In March of 1992, I visited a dear friend named Charalambous in Cyprus whom I met during my graduate theological studies at the Bossey Ecumenical Institute of the World Council of Churches in Switzerland a year earlier. He lived in Paphos, but that was not the place of his birth, nor was it the location where his family originally lived and owned land.
In 1974, Charalambous and his family were forced to give up their land and home when Turkey invaded the island on the premise of protecting the Turkish minority over concerns that Cyprus would merge with Greece. The conflict and its causes are too complex to sort out here, but the result was the partitioning of the island into two parts, with the northeastern third of the island being occupied and controlled by Turkey to this day.

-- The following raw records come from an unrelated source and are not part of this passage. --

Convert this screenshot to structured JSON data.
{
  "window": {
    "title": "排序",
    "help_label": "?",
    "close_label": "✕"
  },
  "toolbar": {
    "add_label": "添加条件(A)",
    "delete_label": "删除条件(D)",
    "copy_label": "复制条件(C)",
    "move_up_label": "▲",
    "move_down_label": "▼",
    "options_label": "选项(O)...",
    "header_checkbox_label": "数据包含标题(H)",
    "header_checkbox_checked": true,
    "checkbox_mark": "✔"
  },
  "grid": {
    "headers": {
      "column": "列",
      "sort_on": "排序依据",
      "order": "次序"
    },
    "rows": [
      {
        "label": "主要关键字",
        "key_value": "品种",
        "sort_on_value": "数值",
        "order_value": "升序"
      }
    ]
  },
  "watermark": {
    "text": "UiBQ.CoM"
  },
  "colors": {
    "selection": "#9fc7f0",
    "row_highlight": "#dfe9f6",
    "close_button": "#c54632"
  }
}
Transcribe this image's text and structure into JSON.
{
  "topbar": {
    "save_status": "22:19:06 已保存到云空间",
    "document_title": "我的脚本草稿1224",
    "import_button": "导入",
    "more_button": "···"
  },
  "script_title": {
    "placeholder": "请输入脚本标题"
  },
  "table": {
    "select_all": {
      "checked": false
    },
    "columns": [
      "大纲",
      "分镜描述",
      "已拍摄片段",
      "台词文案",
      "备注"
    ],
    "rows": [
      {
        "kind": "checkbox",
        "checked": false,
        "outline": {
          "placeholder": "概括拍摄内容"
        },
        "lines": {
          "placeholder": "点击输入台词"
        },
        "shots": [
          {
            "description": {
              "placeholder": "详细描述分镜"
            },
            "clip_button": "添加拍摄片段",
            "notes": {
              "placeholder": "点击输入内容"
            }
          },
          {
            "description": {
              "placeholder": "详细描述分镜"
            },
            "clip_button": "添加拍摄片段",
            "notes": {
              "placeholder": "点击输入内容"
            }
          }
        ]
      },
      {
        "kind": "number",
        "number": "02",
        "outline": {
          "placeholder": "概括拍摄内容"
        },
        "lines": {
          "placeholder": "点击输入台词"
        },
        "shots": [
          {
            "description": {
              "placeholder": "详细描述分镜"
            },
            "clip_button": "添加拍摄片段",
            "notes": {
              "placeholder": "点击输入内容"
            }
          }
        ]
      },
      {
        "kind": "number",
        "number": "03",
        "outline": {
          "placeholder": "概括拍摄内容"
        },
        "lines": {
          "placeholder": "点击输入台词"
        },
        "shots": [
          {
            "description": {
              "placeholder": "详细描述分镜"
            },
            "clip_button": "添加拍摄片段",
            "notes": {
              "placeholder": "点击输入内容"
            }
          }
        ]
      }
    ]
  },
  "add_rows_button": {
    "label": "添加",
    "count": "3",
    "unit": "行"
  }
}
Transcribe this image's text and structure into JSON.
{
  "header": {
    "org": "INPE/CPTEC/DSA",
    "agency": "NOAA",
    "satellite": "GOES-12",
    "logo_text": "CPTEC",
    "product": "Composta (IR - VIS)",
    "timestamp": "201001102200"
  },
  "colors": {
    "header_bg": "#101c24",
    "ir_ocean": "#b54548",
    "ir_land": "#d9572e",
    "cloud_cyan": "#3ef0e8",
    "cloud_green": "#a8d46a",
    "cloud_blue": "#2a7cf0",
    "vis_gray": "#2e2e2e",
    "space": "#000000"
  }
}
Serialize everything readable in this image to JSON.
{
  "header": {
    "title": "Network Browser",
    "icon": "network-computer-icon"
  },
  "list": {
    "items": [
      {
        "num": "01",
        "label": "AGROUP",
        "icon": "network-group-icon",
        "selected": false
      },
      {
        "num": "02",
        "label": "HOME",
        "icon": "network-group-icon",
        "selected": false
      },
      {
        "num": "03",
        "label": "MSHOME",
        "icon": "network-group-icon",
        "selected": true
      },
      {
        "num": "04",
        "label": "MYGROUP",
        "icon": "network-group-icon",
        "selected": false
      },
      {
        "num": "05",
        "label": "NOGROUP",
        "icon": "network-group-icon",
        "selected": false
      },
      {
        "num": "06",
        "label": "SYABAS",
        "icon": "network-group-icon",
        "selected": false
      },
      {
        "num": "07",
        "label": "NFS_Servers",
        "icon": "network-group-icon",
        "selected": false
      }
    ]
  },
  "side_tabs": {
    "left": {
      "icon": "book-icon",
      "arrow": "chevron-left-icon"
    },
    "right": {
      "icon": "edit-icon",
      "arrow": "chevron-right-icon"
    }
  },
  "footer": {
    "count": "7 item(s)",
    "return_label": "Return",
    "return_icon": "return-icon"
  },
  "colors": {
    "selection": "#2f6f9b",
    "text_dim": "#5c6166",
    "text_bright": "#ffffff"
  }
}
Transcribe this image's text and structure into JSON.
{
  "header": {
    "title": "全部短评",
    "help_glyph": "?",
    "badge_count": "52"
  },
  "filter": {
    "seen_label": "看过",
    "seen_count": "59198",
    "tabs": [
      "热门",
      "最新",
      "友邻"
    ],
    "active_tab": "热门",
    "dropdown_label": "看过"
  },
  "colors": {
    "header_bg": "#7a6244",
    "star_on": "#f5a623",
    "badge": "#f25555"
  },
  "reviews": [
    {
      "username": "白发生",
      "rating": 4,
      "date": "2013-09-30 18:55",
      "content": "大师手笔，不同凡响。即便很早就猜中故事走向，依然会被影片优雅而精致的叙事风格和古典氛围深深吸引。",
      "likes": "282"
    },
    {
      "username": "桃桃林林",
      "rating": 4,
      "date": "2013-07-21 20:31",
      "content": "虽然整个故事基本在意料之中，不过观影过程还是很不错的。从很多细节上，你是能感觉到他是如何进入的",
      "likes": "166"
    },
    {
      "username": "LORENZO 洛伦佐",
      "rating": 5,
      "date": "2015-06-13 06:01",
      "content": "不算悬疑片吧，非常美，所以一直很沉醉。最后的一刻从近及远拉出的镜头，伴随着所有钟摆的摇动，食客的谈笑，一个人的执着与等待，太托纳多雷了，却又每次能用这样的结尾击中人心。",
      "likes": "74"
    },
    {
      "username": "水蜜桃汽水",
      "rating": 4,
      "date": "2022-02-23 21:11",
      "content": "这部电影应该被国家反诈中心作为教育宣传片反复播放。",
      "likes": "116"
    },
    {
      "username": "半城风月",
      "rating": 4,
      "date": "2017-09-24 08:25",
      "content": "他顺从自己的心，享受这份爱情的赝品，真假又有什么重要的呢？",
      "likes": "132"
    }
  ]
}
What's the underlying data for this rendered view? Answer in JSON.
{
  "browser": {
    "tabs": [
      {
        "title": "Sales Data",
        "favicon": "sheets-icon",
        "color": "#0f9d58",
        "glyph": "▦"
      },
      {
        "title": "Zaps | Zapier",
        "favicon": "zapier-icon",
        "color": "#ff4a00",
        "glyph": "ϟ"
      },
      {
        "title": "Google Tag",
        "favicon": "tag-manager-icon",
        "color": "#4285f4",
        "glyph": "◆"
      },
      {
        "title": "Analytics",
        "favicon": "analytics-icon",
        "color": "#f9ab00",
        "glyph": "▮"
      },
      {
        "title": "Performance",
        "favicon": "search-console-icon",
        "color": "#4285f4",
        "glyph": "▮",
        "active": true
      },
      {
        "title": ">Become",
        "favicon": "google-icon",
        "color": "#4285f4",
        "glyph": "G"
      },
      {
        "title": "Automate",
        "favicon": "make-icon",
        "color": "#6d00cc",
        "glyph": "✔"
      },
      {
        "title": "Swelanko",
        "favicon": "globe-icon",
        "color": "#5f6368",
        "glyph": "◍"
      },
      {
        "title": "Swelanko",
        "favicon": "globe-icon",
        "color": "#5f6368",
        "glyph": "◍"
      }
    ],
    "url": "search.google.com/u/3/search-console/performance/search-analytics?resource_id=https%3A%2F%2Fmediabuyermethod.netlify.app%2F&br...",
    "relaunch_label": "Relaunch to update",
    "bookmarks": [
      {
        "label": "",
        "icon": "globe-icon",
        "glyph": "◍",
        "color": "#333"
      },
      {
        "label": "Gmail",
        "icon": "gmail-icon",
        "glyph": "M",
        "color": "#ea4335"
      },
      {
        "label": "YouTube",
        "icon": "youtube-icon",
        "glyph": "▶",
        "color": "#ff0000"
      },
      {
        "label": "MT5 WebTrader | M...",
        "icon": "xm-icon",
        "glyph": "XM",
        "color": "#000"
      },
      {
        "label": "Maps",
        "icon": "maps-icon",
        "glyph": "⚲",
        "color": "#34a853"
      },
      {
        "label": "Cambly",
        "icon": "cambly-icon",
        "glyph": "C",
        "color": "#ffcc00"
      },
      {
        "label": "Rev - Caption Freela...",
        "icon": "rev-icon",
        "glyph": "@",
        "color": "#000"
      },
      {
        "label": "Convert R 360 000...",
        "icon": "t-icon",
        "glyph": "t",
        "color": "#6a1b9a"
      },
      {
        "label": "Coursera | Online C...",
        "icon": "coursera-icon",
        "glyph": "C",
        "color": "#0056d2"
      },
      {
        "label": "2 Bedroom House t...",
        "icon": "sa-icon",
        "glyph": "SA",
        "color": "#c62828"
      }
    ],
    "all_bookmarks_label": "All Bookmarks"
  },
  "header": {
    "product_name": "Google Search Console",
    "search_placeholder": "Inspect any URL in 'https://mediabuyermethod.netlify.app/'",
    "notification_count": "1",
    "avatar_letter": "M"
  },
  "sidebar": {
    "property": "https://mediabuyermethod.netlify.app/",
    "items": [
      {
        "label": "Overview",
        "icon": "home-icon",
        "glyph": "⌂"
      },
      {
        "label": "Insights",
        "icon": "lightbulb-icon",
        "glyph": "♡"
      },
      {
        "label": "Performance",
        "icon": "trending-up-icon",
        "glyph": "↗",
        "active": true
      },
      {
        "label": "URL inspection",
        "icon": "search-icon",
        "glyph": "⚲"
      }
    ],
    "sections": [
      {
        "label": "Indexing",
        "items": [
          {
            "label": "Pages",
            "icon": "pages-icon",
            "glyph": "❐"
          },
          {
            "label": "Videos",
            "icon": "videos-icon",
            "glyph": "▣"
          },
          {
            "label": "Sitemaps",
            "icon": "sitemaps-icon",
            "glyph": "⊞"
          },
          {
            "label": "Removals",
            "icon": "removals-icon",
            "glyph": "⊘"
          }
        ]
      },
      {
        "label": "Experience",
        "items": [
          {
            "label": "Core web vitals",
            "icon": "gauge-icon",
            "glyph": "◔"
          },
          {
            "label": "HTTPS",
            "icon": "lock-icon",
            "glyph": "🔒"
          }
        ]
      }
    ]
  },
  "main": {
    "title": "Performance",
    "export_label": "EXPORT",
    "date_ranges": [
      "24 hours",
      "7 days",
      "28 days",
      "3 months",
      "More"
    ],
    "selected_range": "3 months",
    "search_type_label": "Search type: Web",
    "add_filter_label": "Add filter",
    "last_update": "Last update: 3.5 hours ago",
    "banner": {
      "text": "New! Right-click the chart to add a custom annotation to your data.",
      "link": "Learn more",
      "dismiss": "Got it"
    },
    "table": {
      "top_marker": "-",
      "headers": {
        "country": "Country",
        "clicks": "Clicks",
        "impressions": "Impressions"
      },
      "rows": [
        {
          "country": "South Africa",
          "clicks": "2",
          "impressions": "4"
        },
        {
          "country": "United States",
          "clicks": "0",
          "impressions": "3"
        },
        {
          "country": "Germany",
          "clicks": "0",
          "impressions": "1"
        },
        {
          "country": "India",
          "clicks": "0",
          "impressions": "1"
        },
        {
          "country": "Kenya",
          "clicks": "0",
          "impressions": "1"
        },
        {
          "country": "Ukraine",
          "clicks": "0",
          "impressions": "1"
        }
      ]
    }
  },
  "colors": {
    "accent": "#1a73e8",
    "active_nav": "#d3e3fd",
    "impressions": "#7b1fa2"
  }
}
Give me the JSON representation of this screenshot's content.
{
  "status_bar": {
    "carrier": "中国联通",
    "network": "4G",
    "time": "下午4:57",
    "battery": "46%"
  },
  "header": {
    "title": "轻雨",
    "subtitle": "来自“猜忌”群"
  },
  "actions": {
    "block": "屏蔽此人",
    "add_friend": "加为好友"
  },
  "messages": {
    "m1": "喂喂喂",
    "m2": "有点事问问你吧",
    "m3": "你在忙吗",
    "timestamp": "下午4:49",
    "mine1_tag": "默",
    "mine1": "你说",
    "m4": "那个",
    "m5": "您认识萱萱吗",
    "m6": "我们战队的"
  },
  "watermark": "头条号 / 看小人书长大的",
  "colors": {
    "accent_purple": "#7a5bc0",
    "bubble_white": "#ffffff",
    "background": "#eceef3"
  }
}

Charalambous and his family would live the rest of their lives in exile from their home and their land. When I visited Charalambous in Cyprus, he took me and another one of our friends from Bossey into the mountains where we could see the line of partition, and as he pointed to where his home and land were, he wept.
Living in exile is a horrific experience. Being cut off from one’s land, one’s community, one’s home, and many aspects of one’s way of life is an experience that is in many ways worse than death. When whole peoples are forced into exile, the trauma of such an experience is felt for generations.
We see this generational trauma expressed in the Hebrew Bible as the experience of exile and the attempts to make sense of it are a central theme in a significant portion of the Hebrew scriptures. And now, every day in the land where those scriptures were written, we are reminded of the violence, suffering, and trauma caused by the exile and genocide of the people of Palestine.
We also see this generational trauma in the lives of our indigenous siblings who were forced from their lands and their ways of life by the racist militarism of European colonizers. And we see this generational trauma in the millions of black Americans whose ancestors were kidnapped from their lands and enslaved, and who experienced segregation, discrimination, and economic injustice even after their emancipation.
The experience of exile is not necessarily only found in the physical removal of a person or a people from their land. When the reality of isolation, separation, and oppression is so intense; a person or a people can experience living in exile in their own land.
One hundred years after the Emancipation Proclamation was signed by Lincoln (at the urging of my cousin Cassius Marcellus Clay), while giving one of the most powerful speeches in human history from the steps of the Lincoln Memorial in a city named after George Washington who was enslaving 123 human beings at the time of his death, Martin Luther King Jr. said these words:
“But one hundred years later, the [black person] still is not free. One hundred years later, the life of the [black person] is still sadly crippled by the manacles of segregation and the chains of discrimination. One hundred years later, the [black person] lives on a lonely island of poverty in the midst of a vast ocean of material prosperity. One hundred years later, the [black person] is still languished in the corners of American society and finds [themselves] an exile in [their] own land. And so we’ve come here today to dramatize a shameful condition” (I Have a Dream, 1963).
One would have hoped that the civil rights legislation of the 1960s would have been the beginning of the end of the centuries-long exile experienced by black Americans, but with the rise of fascism in our country, this very day a significant portion of our population and those who hold the reigns of political power in our land are venerating a man who said that “we made a huge mistake when we passed the Civil Rights Act in the 1960s.” (Charlie Kirk, December 2023, as reported by Wired Magazine). And today we are seeing cities with black mayors and large populations of black and brown people being occupied by our own military, including the city where Martin Luther King shared his dream for America in 1963. The long exile of our black siblings continues.
Today, millions of persons in the United States are living in a kind of exile in our own land – an exile that oppressed groups in our country have experienced for centuries, an exile from economic justice and political power, an exile from safety and security for our lives, an exile from justice and true freedom.
There will be no return home from exile in our land as long as fascism controls the political, economic, and cultural landscape in which we live. We will continue to see the exile and persecution of any and all persons who resist as the institutions and leaders who were meant to protect us from tyranny continue their capitulation to our fascist regime. Now the task of caring for each other, protecting each other, and resisting injustice and oppression is left up to us, the people. This is the work of our community, and for now we are a community living in exile, but even in exile we can be present to one another in love and justice as we resist all evil and work together to return back home to a land of liberty and justice for all.